Was das Ensemble vor allem kann: sprechen! Das ist am Theater von heute nicht mehr selbstverständlich. Schon gar nicht, Nestroy sprechen! Denn die philosophischen Sprudelein eines Weinberl muss man erst einmal sprachlich bewältigen. Und Johannes Krisch – neu an der Josefstadt – ist nicht nur ein wortgewandter, sondern auch ein „körpergewandter“ Nestroy-Weinberl. Wie er jedes Wort mit Gesten, Sprüngen oder Körperdrehungen zu untersteichen weiß, das muss ihm einemal erst einer nachmachen! Dass die der aktuellen Politik angepassten Couplets, die ihm von Thomas Artz verordnet werden, nicht gerade geistsprühend sind, dafür kann er nichts!

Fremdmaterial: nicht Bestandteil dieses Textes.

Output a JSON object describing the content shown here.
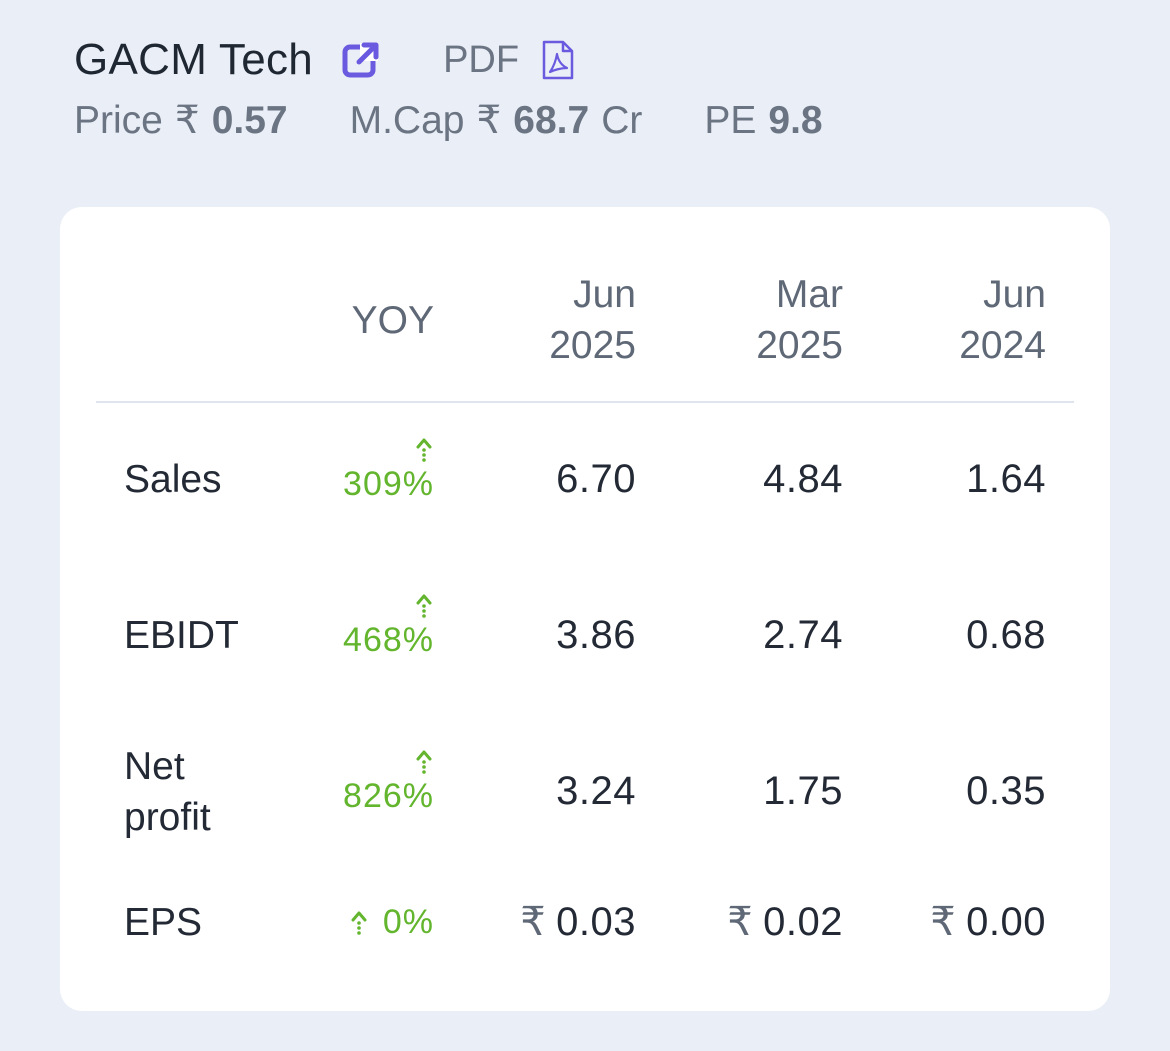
{
  "header": {
    "company_name": "GACM Tech",
    "pdf_label": "PDF",
    "price_label": "Price",
    "price_currency": "₹",
    "price_value": "0.57",
    "mcap_label": "M.Cap",
    "mcap_currency": "₹",
    "mcap_value": "68.7",
    "mcap_suffix": "Cr",
    "pe_label": "PE",
    "pe_value": "9.8"
  },
  "table": {
    "columns": {
      "yoy": "YOY",
      "c1_line1": "Jun",
      "c1_line2": "2025",
      "c2_line1": "Mar",
      "c2_line2": "2025",
      "c3_line1": "Jun",
      "c3_line2": "2024"
    },
    "rows": [
      {
        "label": "Sales",
        "yoy": "309%",
        "c1": "6.70",
        "c2": "4.84",
        "c3": "1.64"
      },
      {
        "label": "EBIDT",
        "yoy": "468%",
        "c1": "3.86",
        "c2": "2.74",
        "c3": "0.68"
      },
      {
        "label_line1": "Net",
        "label_line2": "profit",
        "yoy": "826%",
        "c1": "3.24",
        "c2": "1.75",
        "c3": "0.35"
      },
      {
        "label": "EPS",
        "yoy": "0%",
        "currency": "₹",
        "c1": "0.03",
        "c2": "0.02",
        "c3": "0.00"
      }
    ]
  },
  "colors": {
    "accent": "#6a5ae0",
    "positive": "#62b52d",
    "background": "#eaeef6"
  },
  "icons": {
    "external": "external-link-icon",
    "pdf": "pdf-file-icon",
    "yoy_trend": "arrow-up-icon"
  }
}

Sein Gegenspieler ist Zangler, ein Krämer, wie er im Nestroy-Büchl steht: Mit Robert Joseph Bartl eine Idealbesetzung: Groß, schwer, mit zusätzlichen Fettpölstern ausgestattet, überragt er alle. Die Rolle des dummen Onkels, der von seinem Mündel an der Nase herumgeführt wird, ist ihm auf den Leib geschrieben. Als optisches Gegengewicht zu dem dürren Weinberl – perfekt.

Damen dürfen auch mitspielen – und wie! Das Duo Madame Knorr (köstlich Martina Stilp) und ihre Freundin Frau von Fischer (ebenso hinterlistig und frivol wie Madame Knorr: Alexandra Krismer) sind unschlagbar in ihren grellbunten Kleidern. Bei Erregung und Bedarf kann der Reifrock hochgezogen werden und den Blick auf näckische Rüschenunterwäsche freigeben. Selbst die Nebenrollen sind brillant besetzt, etwa Elfriede Schüsseleder als Frau Gertrud oder dieselbe als Fräulein von Blumenblatt.

Fazit: Ein Theaterabend, den man genießen kann. Ein Labsal nach einigen eher qualvoll erlebten Inszenierungen, die der neue Burgdirektor uns beschert.

Ein Tipp: Über die Aktualität des Stückes liest man Erhellendes im Programm! Hier ist Klartext geschrieben.